When we broke we did so with intent and the pace of Onel Hernandez scared the wotsits out of Everton at times. Quite why so many Merseyside media outlets referred to him as Oriel I dunno but I think they’ll spell it properly in future.
Also, the Mayor seemed so much more effective in that far more advanced role, which is of course where he did his best work while he was with Aberdeen. Teemu Pukki did his stuff, none more so than when he held off a pair of Toffees’ defenders for just long enough to slip in Todd Cantwell for the opener. Or poke it through to him if you like.
By now you might have noticed that I’ve name-checked every member of the starting XI.
But I’ll single out Cantwell for special praise.
His tracking back was on a different level to what he has achieved recently. He was extremely unlucky with a first-half effort that was surely goalbound but for a half-block from an Everton defender.
And that well-timed run on to Pukki’s assisting pass was worthy of a striker. And a very good striker too.
Plus we had the rare sight of a triple substitution from Daniel Farke.

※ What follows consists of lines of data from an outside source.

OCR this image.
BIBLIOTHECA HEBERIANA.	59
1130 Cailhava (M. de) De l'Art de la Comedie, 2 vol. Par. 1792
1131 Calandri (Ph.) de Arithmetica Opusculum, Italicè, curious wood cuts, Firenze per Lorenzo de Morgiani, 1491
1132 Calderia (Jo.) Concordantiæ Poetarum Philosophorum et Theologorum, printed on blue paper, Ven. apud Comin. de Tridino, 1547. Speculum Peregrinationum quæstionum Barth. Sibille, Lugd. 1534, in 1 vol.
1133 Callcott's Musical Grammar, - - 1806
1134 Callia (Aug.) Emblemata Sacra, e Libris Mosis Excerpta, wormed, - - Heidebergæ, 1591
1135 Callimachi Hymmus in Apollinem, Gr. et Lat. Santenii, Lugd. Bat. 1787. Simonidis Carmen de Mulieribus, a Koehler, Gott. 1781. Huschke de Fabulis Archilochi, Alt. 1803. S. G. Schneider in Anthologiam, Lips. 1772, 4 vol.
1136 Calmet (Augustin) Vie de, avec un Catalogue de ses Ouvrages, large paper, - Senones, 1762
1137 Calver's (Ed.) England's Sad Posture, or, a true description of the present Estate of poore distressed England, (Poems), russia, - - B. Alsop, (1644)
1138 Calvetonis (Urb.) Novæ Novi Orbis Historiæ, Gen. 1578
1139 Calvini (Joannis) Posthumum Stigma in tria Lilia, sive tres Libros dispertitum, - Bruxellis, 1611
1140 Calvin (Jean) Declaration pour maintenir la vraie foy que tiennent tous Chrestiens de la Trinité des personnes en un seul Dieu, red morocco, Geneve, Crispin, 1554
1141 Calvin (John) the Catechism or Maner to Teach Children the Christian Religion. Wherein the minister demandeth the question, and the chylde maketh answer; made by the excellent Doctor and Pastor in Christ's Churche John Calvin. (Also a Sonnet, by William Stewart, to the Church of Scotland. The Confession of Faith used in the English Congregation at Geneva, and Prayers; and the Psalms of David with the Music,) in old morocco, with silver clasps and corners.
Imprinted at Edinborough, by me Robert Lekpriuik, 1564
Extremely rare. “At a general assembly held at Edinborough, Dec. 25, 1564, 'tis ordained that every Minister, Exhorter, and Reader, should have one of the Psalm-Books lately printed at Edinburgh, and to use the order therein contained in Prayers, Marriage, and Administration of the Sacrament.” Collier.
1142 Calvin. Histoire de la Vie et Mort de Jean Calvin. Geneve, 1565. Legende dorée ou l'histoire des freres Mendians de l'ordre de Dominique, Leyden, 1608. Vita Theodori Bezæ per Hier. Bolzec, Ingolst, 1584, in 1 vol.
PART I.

As we understandably bunkered, Krul produced two excellent saves and as the clock ticked down we saw what I initially found hard to believe but, yes, it happened. The ball in the Everton box, a panicky touch from Morgan Schneiderlin and there he was. Dennis Srbeny keeping his feet when he could have gone down and somehow barreling his way through to finish at Jordan Pickford’s far post.
I’m so pleased for the big lad – he’s been given very little chance to shine but when his opportunity came it was game over for Everton.
I might as well lump in Emi Buendia, whose forward ball initiated the Srbeny mayhem and Ibrahim Amadou who added a bit of ballast.
The next two games are crucial [aren’t they all] but I don’t think Arsenal’s 96th-minute equaliser will have done Southampton much good in terms of confidence despite a rather artificially upbeat James Ward-Prowse’s comments on MotD. Arsenal don’t look that great themselves – more of that from me on MFW on Friday.
Can Tettey and Zimbo turn out next week? – that’s Farke’s call, not mine.
Lifelong Evertonian Sean Stringer, who kindly helped us with our match preview, mailed me to say we deserved to win.
The Merseyside media are screaming [albeit politely] for Marco Silva to be relieved of his duties, especially as they have five incredibly difficult fixtures on their immediate horizon.
But we can’t afford to worry about that [sorry Sean].
Just as some of us, myself included, felt like we had reached the nadir, this performance and result breathes new life into Norwich City’s Adventures in Wonderland.
I’ll leave the last words to an unknown Victorian.
“Wisely they leave graves open for the dead
Cos some too early are brought to bed.”